Laurenzi features neighborhood artists in her gallery and store, which became profitable after two years. She makes it a point to make friends with her customers and carry a variety of items at different price points.
"The neighborhood is very loyal to our business, and part of that is we have something to offer them," she says. "I think they want to see us do well."
The Levitt Shell in Overton Park: "Save Our Shell" was a rallying cry for decades, but the outdoor bandstand and shell appeared to be doomed until the Mortimer Levitt Foundation came to the rescue thanks to a chance encounter.
Memphis musician David Troy Francis was performing at a restored shell in Pasadena, California, and had dinner with Elizabeth Levitt Hirsch. He told her she had to come to Memphis.
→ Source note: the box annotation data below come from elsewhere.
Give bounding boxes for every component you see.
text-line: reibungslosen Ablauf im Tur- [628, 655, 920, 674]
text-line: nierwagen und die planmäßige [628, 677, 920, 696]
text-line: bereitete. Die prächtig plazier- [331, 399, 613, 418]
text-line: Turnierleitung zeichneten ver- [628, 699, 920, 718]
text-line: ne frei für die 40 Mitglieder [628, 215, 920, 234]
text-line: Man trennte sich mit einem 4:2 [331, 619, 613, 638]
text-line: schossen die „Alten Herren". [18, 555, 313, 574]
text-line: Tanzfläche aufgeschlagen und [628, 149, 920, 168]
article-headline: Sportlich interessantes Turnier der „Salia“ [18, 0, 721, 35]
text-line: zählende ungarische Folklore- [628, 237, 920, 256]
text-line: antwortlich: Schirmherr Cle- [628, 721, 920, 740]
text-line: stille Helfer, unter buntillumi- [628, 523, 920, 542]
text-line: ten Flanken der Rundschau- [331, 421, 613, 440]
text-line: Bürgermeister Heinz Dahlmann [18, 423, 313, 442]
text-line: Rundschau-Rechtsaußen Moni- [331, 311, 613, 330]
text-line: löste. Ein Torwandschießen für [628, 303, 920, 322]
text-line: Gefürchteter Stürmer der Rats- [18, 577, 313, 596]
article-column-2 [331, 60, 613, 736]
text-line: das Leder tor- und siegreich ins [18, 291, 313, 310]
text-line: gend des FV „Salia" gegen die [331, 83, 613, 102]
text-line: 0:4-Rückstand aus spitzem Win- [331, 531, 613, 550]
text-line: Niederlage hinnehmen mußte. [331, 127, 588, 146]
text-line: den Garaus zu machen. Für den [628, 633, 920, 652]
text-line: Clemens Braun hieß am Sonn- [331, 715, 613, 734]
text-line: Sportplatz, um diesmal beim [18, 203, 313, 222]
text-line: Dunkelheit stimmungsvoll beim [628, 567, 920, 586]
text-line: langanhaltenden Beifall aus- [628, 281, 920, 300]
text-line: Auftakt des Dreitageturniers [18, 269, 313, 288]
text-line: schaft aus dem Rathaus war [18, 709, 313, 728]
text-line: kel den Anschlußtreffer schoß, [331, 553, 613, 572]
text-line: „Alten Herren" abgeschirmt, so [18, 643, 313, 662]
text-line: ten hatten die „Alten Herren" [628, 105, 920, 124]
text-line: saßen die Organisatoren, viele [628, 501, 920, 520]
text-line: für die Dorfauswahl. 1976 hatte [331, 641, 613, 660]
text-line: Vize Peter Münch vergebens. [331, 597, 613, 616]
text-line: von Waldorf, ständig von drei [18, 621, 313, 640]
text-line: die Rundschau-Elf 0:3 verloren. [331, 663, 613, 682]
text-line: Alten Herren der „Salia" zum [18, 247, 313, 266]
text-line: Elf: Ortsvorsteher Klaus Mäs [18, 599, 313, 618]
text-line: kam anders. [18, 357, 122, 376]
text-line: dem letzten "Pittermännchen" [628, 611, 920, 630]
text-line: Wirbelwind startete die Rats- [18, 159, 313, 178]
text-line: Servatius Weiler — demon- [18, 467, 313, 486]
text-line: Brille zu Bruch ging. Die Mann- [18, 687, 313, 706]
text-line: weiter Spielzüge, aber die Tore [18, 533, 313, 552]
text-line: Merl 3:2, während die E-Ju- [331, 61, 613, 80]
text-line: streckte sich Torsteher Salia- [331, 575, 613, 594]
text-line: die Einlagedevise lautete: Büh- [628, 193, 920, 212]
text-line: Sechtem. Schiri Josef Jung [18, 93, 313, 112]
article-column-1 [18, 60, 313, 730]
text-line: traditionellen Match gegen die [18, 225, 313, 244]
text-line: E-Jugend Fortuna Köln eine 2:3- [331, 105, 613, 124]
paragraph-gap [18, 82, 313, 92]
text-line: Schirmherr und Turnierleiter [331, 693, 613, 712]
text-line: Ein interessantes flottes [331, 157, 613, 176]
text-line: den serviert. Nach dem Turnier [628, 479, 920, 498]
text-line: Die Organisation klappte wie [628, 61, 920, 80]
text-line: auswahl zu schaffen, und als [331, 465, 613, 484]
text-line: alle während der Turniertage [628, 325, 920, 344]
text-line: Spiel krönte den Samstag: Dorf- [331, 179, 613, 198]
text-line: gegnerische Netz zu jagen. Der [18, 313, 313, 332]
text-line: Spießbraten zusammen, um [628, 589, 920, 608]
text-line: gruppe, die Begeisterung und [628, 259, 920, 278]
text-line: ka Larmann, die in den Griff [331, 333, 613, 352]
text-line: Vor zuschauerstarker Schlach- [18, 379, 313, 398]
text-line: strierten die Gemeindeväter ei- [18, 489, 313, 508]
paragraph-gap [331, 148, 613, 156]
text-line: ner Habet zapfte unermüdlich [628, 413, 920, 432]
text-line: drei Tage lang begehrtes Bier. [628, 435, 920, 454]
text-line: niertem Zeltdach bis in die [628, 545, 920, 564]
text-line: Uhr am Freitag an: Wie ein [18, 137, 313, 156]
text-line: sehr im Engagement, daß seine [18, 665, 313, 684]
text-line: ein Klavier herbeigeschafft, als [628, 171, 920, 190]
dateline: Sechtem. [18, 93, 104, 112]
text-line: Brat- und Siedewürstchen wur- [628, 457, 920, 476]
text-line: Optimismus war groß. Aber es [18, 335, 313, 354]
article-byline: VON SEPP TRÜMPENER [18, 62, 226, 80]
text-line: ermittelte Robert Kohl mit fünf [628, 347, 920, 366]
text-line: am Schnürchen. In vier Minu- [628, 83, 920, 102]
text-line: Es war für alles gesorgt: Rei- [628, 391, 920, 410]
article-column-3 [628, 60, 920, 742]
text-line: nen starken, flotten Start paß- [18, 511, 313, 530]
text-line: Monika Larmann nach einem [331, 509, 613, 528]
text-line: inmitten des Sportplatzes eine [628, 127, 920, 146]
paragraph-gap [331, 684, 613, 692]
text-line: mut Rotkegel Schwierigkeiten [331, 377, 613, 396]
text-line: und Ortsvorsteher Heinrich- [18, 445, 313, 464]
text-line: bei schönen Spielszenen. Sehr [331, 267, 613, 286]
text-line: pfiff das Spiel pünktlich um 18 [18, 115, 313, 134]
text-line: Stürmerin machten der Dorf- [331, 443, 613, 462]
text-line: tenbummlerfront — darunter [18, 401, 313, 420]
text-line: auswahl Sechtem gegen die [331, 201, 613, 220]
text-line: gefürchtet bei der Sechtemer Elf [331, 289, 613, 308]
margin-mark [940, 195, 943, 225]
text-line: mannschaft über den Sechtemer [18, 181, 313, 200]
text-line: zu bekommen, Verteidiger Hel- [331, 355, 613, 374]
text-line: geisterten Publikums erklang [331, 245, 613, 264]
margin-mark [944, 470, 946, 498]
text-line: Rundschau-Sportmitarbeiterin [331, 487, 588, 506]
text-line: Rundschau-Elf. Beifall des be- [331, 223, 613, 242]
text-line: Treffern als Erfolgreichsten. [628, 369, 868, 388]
"We had lunch at the Brushmark and then walked over to the shell," said Barry Lichterman, president of the shell's board of trustees. "She looked at it and said, 'This is it. I want to do this in Memphis.'"
The Levitt Foundation donated $250,000 for renovation and $500,000 for operating costs for the first five years. The city of Memphis contributed $500,000, and an additional $600,000 was raised from private sources.
Lichterman credits the shell's initial success to architect Lee Askew, who lives nearby, and to local donors. The Levitt donation is only a start. It costs $450,000 a year to operate the shell, so "without local participation this is not going to happen."
Cooper-Young Business District: Midtown's most successful neighborhood restaurant and entertainment center is 20 years old this year. It has overcome safety fears and a lack of parking garages with a police mini-precinct, an annual street festival, and constant marketing.
"This is a tribal gathering place, and the one element you have to have is safety," says Charlie Ryan, a Cooper-Young investor and president of the Cooper-Young Business Association.
Ryan is proud of the district's independent business owners and absence of franchises.
"That is the beauty of it," he says. "Nowadays, you do a lifestyle center and talk to all the big boxes and wind up with something boring. Cooper-Young is not boring. It is unique."
The district does not receive the sort of tax credits that are commonplace downtown and in the proposed fairgrounds and Poplar-Cleveland projects.
"We got a HUD grant in 1991 for $500,000 for street improvements, street trees, and antique lights, and some of the individual owners got historic credits for facades on their buildings," Ryan says.
"We operate on the Karl Rove theory of commercial. The truth is what you say it is. Every few months we came up with something to get some publicity. The festival is a once-a-year public relations event that says it is okay to come to Cooper-Young, and we are a cool place. You don't have to put in gazillions of dollars if you've got creative people. There is a lot to be said for just working with what you have and building on your strengths."